Realocação de nipo-canadenses para campos no interior da Colúmbia Britânica. Fonte: Biblioteca e Arquivos do Canadá/Department of Labor fonds/c046355

Antes da eclosão da Segunda Guerra Mundial, Lena Hayakawa viveu o que descreve como uma vida muito idílica. Hayakawa nasceu na Colúmbia Britânica e até os 11 anos morou na fazenda de morangos de seu pai, no interior. Ela me disse que era uma vida simples, mas que sua família estava feliz. Tudo isso mudou em 7 de dezembro de 1941. Naquele dia, aviões japoneses bombardearam a base naval americana em Pearl Harbor, no Havaí, entrando na Segunda Guerra Mundial ao lado das potências do Eixo, Alemanha e Itália. Isso significava que o Canadá estava agora em guerra com o Japão.

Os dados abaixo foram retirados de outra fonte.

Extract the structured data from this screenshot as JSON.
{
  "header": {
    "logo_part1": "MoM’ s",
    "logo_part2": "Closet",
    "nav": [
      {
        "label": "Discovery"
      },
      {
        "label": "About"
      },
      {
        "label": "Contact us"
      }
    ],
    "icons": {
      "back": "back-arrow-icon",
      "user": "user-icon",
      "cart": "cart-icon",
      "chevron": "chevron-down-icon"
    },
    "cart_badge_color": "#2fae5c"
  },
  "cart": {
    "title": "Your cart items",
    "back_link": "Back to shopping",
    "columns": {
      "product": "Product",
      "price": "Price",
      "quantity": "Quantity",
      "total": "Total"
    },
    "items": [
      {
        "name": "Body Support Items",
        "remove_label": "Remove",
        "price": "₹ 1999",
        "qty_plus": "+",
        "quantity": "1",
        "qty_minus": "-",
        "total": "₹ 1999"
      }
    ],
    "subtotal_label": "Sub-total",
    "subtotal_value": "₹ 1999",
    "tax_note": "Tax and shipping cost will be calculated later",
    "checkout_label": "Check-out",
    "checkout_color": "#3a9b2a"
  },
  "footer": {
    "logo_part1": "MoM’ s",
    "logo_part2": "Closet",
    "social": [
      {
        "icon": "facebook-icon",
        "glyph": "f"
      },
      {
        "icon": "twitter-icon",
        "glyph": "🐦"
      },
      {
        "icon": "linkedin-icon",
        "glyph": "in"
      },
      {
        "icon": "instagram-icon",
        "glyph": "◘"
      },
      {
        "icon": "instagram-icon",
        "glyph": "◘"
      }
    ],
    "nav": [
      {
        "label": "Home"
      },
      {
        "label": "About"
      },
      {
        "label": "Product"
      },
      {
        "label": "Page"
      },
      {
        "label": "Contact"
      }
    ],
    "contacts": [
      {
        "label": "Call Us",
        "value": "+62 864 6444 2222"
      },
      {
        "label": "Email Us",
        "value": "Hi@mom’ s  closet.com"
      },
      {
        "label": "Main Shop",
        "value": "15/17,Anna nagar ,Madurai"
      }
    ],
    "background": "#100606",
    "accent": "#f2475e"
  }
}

Naquela época, havia uma população nipo-canadense considerável na Colúmbia Britânica. Oficiais militares canadenses e a RCMP sentiram que a população nipo-canadense não representava nenhuma ameaça e se opuseram a qualquer ação punitiva contra eles. O governo federal, porém, discordou. Imediatamente após o ataque a Pearl Harbor, as autoridades canadenses em BC apreenderam todos os barcos de pesca pertencentes a nipo-canadenses, 1.800 no total, e fecharam todos os jornais e escolas de língua japonesa. Todas as câmeras e rádios de ondas curtas pertencentes aos nipo-canadenses foram confiscados e um toque de recolher foi implementado para mantê-los em casa à noite.

Algumas semanas depois, em janeiro de 1942, o governo federal aprovou uma ordem exigindo a remoção de homens nipo-canadenses com idades entre 18 e 45 anos de uma “zona protegida” especial que subia e descia a costa de BC. Em março de 1942, o governo expandiu a remoção para incluir todos os nipo-canadenses na zona protegida, onde vivia aproximadamente 90% da população nipo-canadense. No total, cerca de 23 mil homens, mulheres e crianças foram forçados a abandonar as suas casas, apesar de mais de 75 por cento deles serem cidadãos canadenses ou naturalizados. Eles foram inicialmente enviados para um centro de detenção e trânsito improvisado no Hastings Park Exhibition Grounds, em Vancouver, mas depois de semanas ou meses no centro, a maioria foi enviada para campos de internamento isolados no interior de BC. Para realizar esta remoção, o governo federal utilizou uma legislação chamada Lei de Medidas de Guerra , que concedeu ao estado amplos poderes para suspender os direitos e liberdades básicos dos cidadãos canadenses.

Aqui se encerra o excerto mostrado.